Here I am with our guides, May 2008. I am lucky to have these friends and to be learning much about their culture. Interacting with the Maasai not only frees me from misconceptions about the Maasai, which are rampant among non-Maasai people, whether in Tanzania or elsewhere, but also gives me a sense of what Hemingway is describing in his works, especially Green Hills of Africa and Under Kilimanjaro.
Above is the dining hall, close to the guest house.
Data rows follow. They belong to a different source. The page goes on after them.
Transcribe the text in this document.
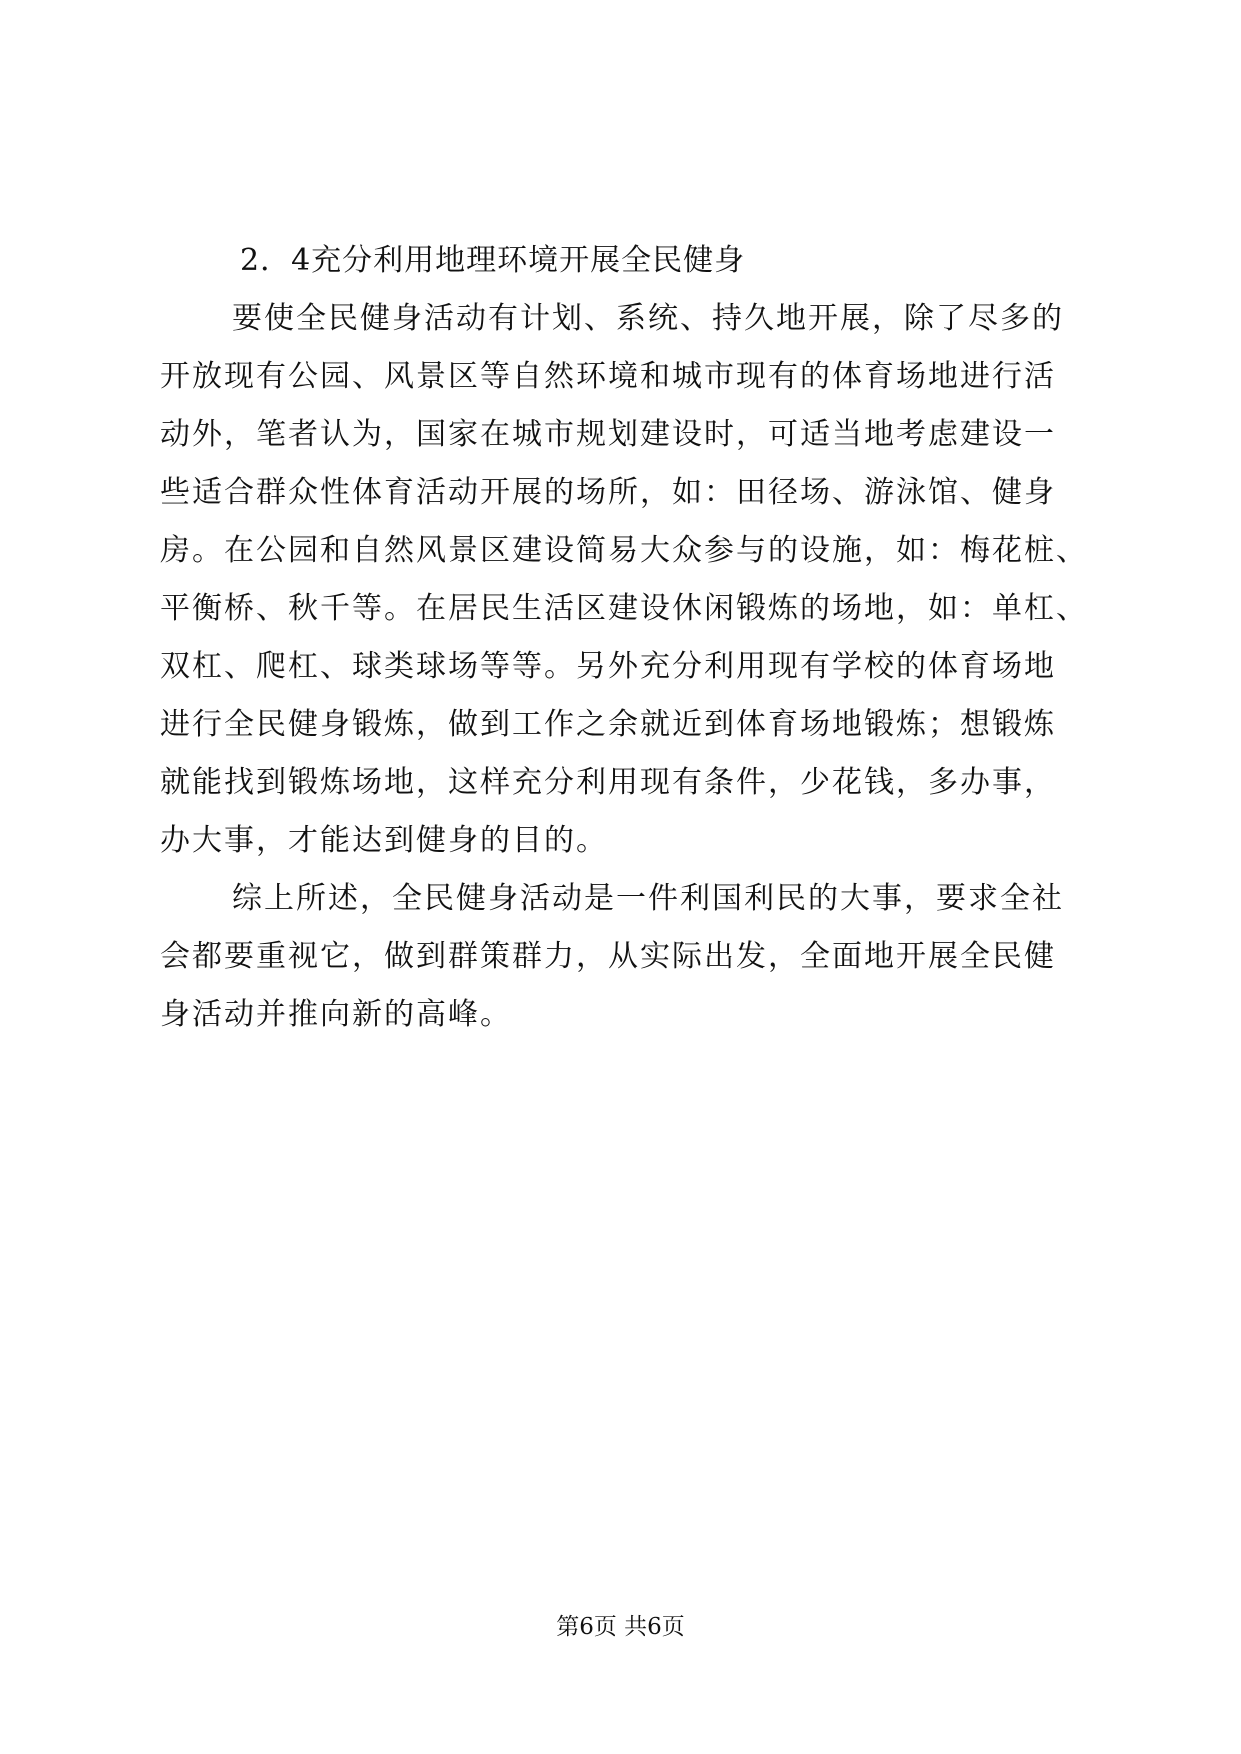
2．4充分利用地理环境开展全民健身

要使全民健身活动有计划、系统、持久地开展，除了尽多的
开放现有公园、风景区等自然环境和城市现有的体育场地进行活
动外，笔者认为，国家在城市规划建设时，可适当地考虑建设一
些适合群众性体育活动开展的场所，如：田径场、游泳馆、健身
房。在公园和自然风景区建设简易大众参与的设施，如：梅花桩、
平衡桥、秋千等。在居民生活区建设休闲锻炼的场地，如：单杠、
双杠、爬杠、球类球场等等。另外充分利用现有学校的体育场地
进行全民健身锻炼，做到工作之余就近到体育场地锻炼；想锻炼
就能找到锻炼场地，这样充分利用现有条件，少花钱，多办事，
办大事，才能达到健身的目的。

综上所述，全民健身活动是一件利国利民的大事，要求全社
会都要重视它，做到群策群力，从实际出发，全面地开展全民健
身活动并推向新的高峰。

第6页 共6页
It is very nice to be here in the center of Longido, beside the highway linking Tanzania and Kenya. It is wonderful, knowing that on December 20, 1933, Hemingway and his party passed here, on their way to Arusha and beyond. I have learned something else this year, while reading a book I bought last year, Barua za Shaaban Robert 1931-1958, published by the Institute of Kiswahili Research, University of Dar es Salaam. This is a collection of letters Shaaban Robert, Tanzania's most famous writer, wrote to Yusuf Ulenge, his younger brother, over a period of a quarter century. I knew for many years that Shaaban Robert had lived and worked in different parts of Tanzania. However, now I have noted with much excitement that Shaaban Robert stayed here in Longido, in September 1931, working in the Customs Office. He came again the first week of June, 1936, to work in the same office. This time, he intended to stay 56 days. As it turned out, however, he stayed over a year, up to about mid-July 1937. Unfortunately, most people are not aware of this vital connection between Longido and Shaaban Robert, the founding father of modern Swahili literature.